Fig. (3). TGF-β1 and MDSC collaboration in the regulation of tumor associated immune responses. Tumor production of TGF-β1 contributes to the induction and accumulation of MDSC frequency and function within stroma. Moreover, MDSC and TGF-β1 strongly contribute to an immunosuppressive microenvironment by regulation of many components of immune system. One of the hallmarks of MDSC is their suppressor function of T lymphocytes (T cell) responses.MDSC induce T regulatory (Treg) cells, whereas they inhibit NK functions via cell-associated TGF-β1. Furthermore, MDSC are educated by B regulatory (Breg) lymphocytes by TGF-β1 signaling. Also MDSC contribute to cancer cells increase of the levels of tumor TGF-β1, whose increase participates in the enhancement of cancer cell malignancy by inducing tumor progression.Dotted line arrows indicate inhibition and solid line arrows indicate induction.

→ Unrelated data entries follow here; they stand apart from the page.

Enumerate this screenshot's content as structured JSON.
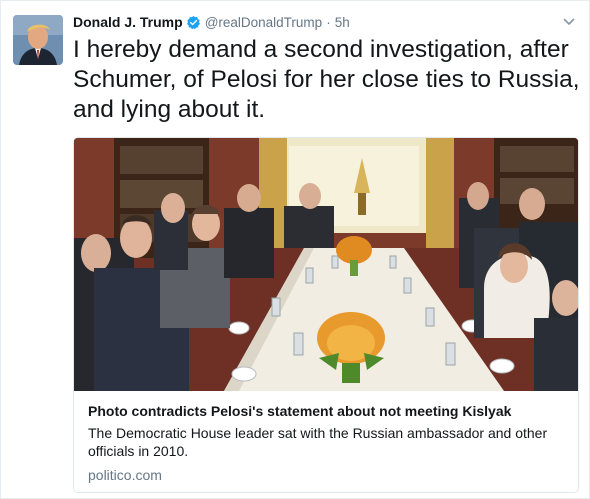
{
  "tweet": {
    "fullname": "Donald J. Trump",
    "screen_name": "@realDonaldTrump",
    "separator": "·",
    "timestamp": "5h",
    "text": "I hereby demand a second investigation, after Schumer, of Pelosi for her close ties to Russia, and lying about it.",
    "verified_icon": "verified-badge-icon",
    "caret_icon": "chevron-down-icon"
  },
  "card": {
    "title": "Photo contradicts Pelosi's statement about not meeting Kislyak",
    "description": "The Democratic House leader sat with the Russian ambassador and other officials in 2010.",
    "domain": "politico.com"
  },
  "colors": {
    "verified_blue": "#1da1f2",
    "secondary_text": "#657786",
    "border": "#e1e8ed"
  }
}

Although the immunosuppressive capacity of the MDSC is in part due to its capacity to produce TGF-β_1, they can also use TGF-β₁ to regulate other immunoregulatory cells. As aforementioned, TGF-β₁ induces the potent immunosuppressive cells Treg cells [93]. In this aspect, mouse MDSC, in an IL-10 and TGF-β₁ dependant manner, induce Tregs cells in tumor-bearing host model, which contributes to the downregulation of T-cell mediate immunity [94]. Conversely, PMN-MDSC obtained from tumor bearing mice have been shown to inhibit the in vitro capacity of TGF-β₁ to induce Tregs cells in ROS/IDO-dependant pathways. These data point out that PMN-MDSC plays fundamental roles in the generation of Tregs cells during tumorigenesis [95]. In addition, MDSC are able to regulate NK cells activity in mouse model of liver cancer. Furthermore, MDSC by membrane bounded TGF-β₁ impair NK function in orthotropic liver cancer-bearing mice, therefore MDSC induce an immune-tolerant tumor microenvironment by also inhibiting NK cytotoxic activity [96, 97].